De pronto, don Juan se inclinó y me quitó la pipa de las manos. Con golpes suaves vació la ceniza en el plato de las brasas, luego se mojó el dedo con saliva y le dio vueltas dentro del cuenco para limpiar las paredes de éste. Sopló repetidas veces a través del tallo. Lo vi devolver la pipa a su funda. Sus acciones retenían mi interés.

Cuando hubo limpiado y guardado la pipa, me miró, y por vez primera advertí que todo mi cuerpo se hallaba insensible, mentolado. Me pesaba el rostro y me dolían las quijadas. No podía tener cerrada la boca, pero no había flujo de saliva. Mi boca ardía de tan seca, y sin embargo yo no tenía sed. Empecé a percibir un calor insólito encima de toda mi cabeza. ¡Un calor frío! Cada vez que exhalaba, el aliento parecía cortarme los orificios nasales y el labio superior. Pero no quemaba; dolía como un trozo de hielo.

Don Juan estaba sentado junto a mí, a mi derecha, y sin moverse sostenía contra el suelo la funda de la pipa, como impidiéndole elevarse.

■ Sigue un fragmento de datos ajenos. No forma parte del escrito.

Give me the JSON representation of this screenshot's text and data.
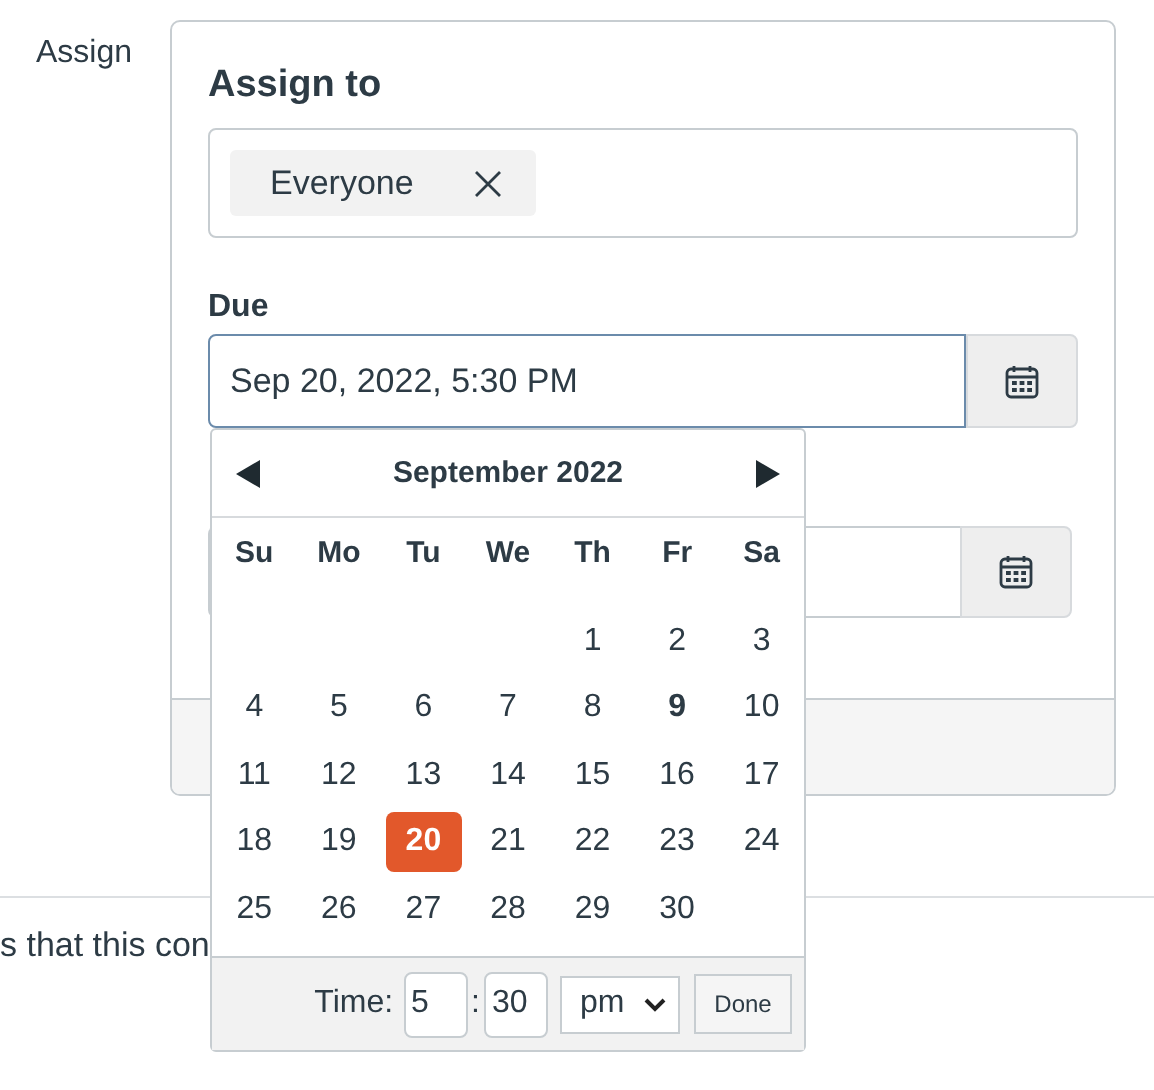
{
  "section_label": "Assign",
  "assign_to": {
    "label": "Assign to",
    "tags": [
      {
        "text": "Everyone"
      }
    ]
  },
  "due": {
    "label": "Due",
    "value": "Sep 20, 2022, 5:30 PM"
  },
  "calendar": {
    "month": "September 2022",
    "weekdays": [
      "Su",
      "Mo",
      "Tu",
      "We",
      "Th",
      "Fr",
      "Sa"
    ],
    "weeks": [
      {
        "kind": "first",
        "days": [
          {
            "day": "1",
            "selected": false,
            "today": false
          },
          {
            "day": "2",
            "selected": false,
            "today": false
          },
          {
            "day": "3",
            "selected": false,
            "today": false
          }
        ]
      },
      {
        "kind": "regular",
        "days": [
          {
            "day": "4",
            "selected": false,
            "today": false
          },
          {
            "day": "5",
            "selected": false,
            "today": false
          },
          {
            "day": "6",
            "selected": false,
            "today": false
          },
          {
            "day": "7",
            "selected": false,
            "today": false
          },
          {
            "day": "8",
            "selected": false,
            "today": false
          },
          {
            "day": "9",
            "selected": false,
            "today": true
          },
          {
            "day": "10",
            "selected": false,
            "today": false
          }
        ]
      },
      {
        "kind": "regular",
        "days": [
          {
            "day": "11",
            "selected": false,
            "today": false
          },
          {
            "day": "12",
            "selected": false,
            "today": false
          },
          {
            "day": "13",
            "selected": false,
            "today": false
          },
          {
            "day": "14",
            "selected": false,
            "today": false
          },
          {
            "day": "15",
            "selected": false,
            "today": false
          },
          {
            "day": "16",
            "selected": false,
            "today": false
          },
          {
            "day": "17",
            "selected": false,
            "today": false
          }
        ]
      },
      {
        "kind": "regular",
        "days": [
          {
            "day": "18",
            "selected": false,
            "today": false
          },
          {
            "day": "19",
            "selected": false,
            "today": false
          },
          {
            "day": "20",
            "selected": true,
            "today": false
          },
          {
            "day": "21",
            "selected": false,
            "today": false
          },
          {
            "day": "22",
            "selected": false,
            "today": false
          },
          {
            "day": "23",
            "selected": false,
            "today": false
          },
          {
            "day": "24",
            "selected": false,
            "today": false
          }
        ]
      },
      {
        "kind": "regular",
        "days": [
          {
            "day": "25",
            "selected": false,
            "today": false
          },
          {
            "day": "26",
            "selected": false,
            "today": false
          },
          {
            "day": "27",
            "selected": false,
            "today": false
          },
          {
            "day": "28",
            "selected": false,
            "today": false
          },
          {
            "day": "29",
            "selected": false,
            "today": false
          },
          {
            "day": "30",
            "selected": false,
            "today": false
          }
        ]
      }
    ],
    "time": {
      "label": "Time:",
      "hour": "5",
      "separator": ":",
      "minute": "30",
      "meridiem": "pm",
      "done": "Done"
    }
  },
  "footer_text": "s that this con"
}
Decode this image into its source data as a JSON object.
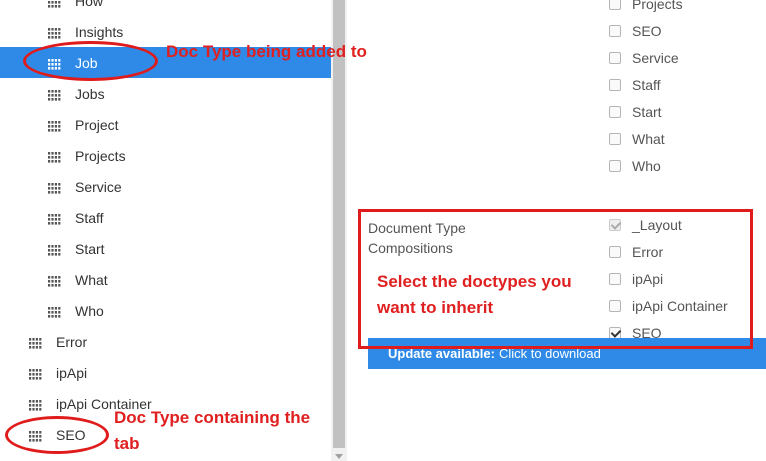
{
  "tree": {
    "items": [
      {
        "label": "How",
        "level": 1
      },
      {
        "label": "Insights",
        "level": 1
      },
      {
        "label": "Job",
        "level": 1,
        "active": true
      },
      {
        "label": "Jobs",
        "level": 1
      },
      {
        "label": "Project",
        "level": 1
      },
      {
        "label": "Projects",
        "level": 1
      },
      {
        "label": "Service",
        "level": 1
      },
      {
        "label": "Staff",
        "level": 1
      },
      {
        "label": "Start",
        "level": 1
      },
      {
        "label": "What",
        "level": 1
      },
      {
        "label": "Who",
        "level": 1
      },
      {
        "label": "Error",
        "level": 0
      },
      {
        "label": "ipApi",
        "level": 0
      },
      {
        "label": "ipApi Container",
        "level": 0
      },
      {
        "label": "SEO",
        "level": 0
      }
    ]
  },
  "allowed_children": {
    "items": [
      {
        "label": "Projects",
        "checked": false
      },
      {
        "label": "SEO",
        "checked": false
      },
      {
        "label": "Service",
        "checked": false
      },
      {
        "label": "Staff",
        "checked": false
      },
      {
        "label": "Start",
        "checked": false
      },
      {
        "label": "What",
        "checked": false
      },
      {
        "label": "Who",
        "checked": false
      }
    ]
  },
  "compositions": {
    "label": "Document Type Compositions",
    "items": [
      {
        "label": "_Layout",
        "checked": true,
        "disabled": true
      },
      {
        "label": "Error",
        "checked": false
      },
      {
        "label": "ipApi",
        "checked": false
      },
      {
        "label": "ipApi Container",
        "checked": false
      },
      {
        "label": "SEO",
        "checked": true
      }
    ]
  },
  "update_bar": {
    "bold": "Update available:",
    "text": "Click to download"
  },
  "annotations": {
    "job_note": "Doc Type being added to",
    "select_note_line1": "Select the doctypes you",
    "select_note_line2": "want to inherit",
    "seo_note_line1": "Doc Type containing the",
    "seo_note_line2": "tab"
  },
  "colors": {
    "active_bg": "#2e8ae6",
    "annotation": "#e01b1b"
  }
}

Mis manos pesaban. Los brazos se me vencían, tirando de los hombros hacia abajo. Mi nariz chorreaba. La limpié con el dorso de la mano ¡y se borró mi labio superior! Enjuagué mi cara y toda la carne desapareció. ¡Estaba derritiéndome! Sentí que mi carne en verdad se fundía. Levantándome de un salto, traté de agarrar algo -cualquier cosa- para sostenerme. Experimentaba un terror nunca antes sentido. Aferré una enorme estaca que don Juan tiene clavada en el piso, en el centro de su cuarto. Permanecí allí en pie un momento; luego me volvía mirarlo. Seguía sentado, inmóvil, deteniendo la pipa, mirándome con fijeza.